The food trends of 2016

​Want to know what's hot right now when it comes to diets and ingredients? We explain the pros and cons of the latest food trends.

1. Clean eating

A basquet full of fruit, vegetables and wholegrains 

A diet of unprocessed foods, including fruit, vegetables and wholegrains. Added sugar and salt are frowned upon.

BHF verdict: Wholegrains and fruit and vegetables should make up the majority of the diet. But don’t cut out healthy choices such as tinned tomatoes or wholegrain pasta that some clean eaters class as ‘processed’.

2. Protein

Green peas 

Found in meal replacement shakes, protein is the most fashionable food group. High street chains now sell ‘protein pots’ and ‘protein boxes’. Retail analyst Mintel predicts pea protein will be big in 2016.

BHF verdict: Most of us eat enough protein. Non-dairy protein should make up about 12 per cent of your diet. Eating more foods from this group shouldn’t be at the expense of other food groups, like fruit, veg and wholegrain carbohydrates.

3. Avocados


The must-have fruit is loved by Nigella Lawson and found on top of toast in trendy cafés everywhere. It’s so popular that it’s been dubbed the ‘overcado’, and growers are warning of a shortage.

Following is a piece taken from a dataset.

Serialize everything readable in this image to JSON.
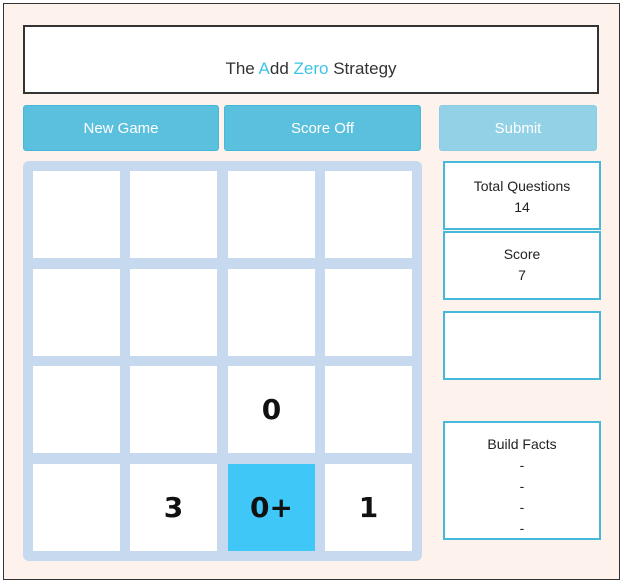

BHF verdict: Avocados count towards your 5-a-day and contain fibre, vitamins and minerals, but are high in fat. It’s mostly healthy monounsaturated fat, so a better choice than high-saturated-fat foods such as cheese. But watch portion size, as avocados are high in calories.

4. Buddha bowls

Lentils and tomato salad 

Sometimes called ‘yoga bowls’ or ‘glory bowls’. A vegetarian meal in a bowl, usually containing wholegrains, veg (or fruit at breakfast), protein such as pulses, nuts or seeds, and a sauce or dressing.

BHF verdict: It’s great to include plenty of vegetables and wholegrains in your diet. If you’re trying to lose weight, remember dressings and sauces can be high in fat and salt (especially if you’re using soy sauce).

5. Bee pollen

Bee pollen 

Often promoted as a superfood, pollen collected by bees has been linked to many health claims, including weight loss. Not to be confused with honey or bee venom.

BHF verdict: There is little solid evidence to show any health benefits of bee pollen. Bee pollen may interact with warfarin, so if you are on warfarin, speak to your doctor first. Bee pollen products have also caused allergic reactions in some people.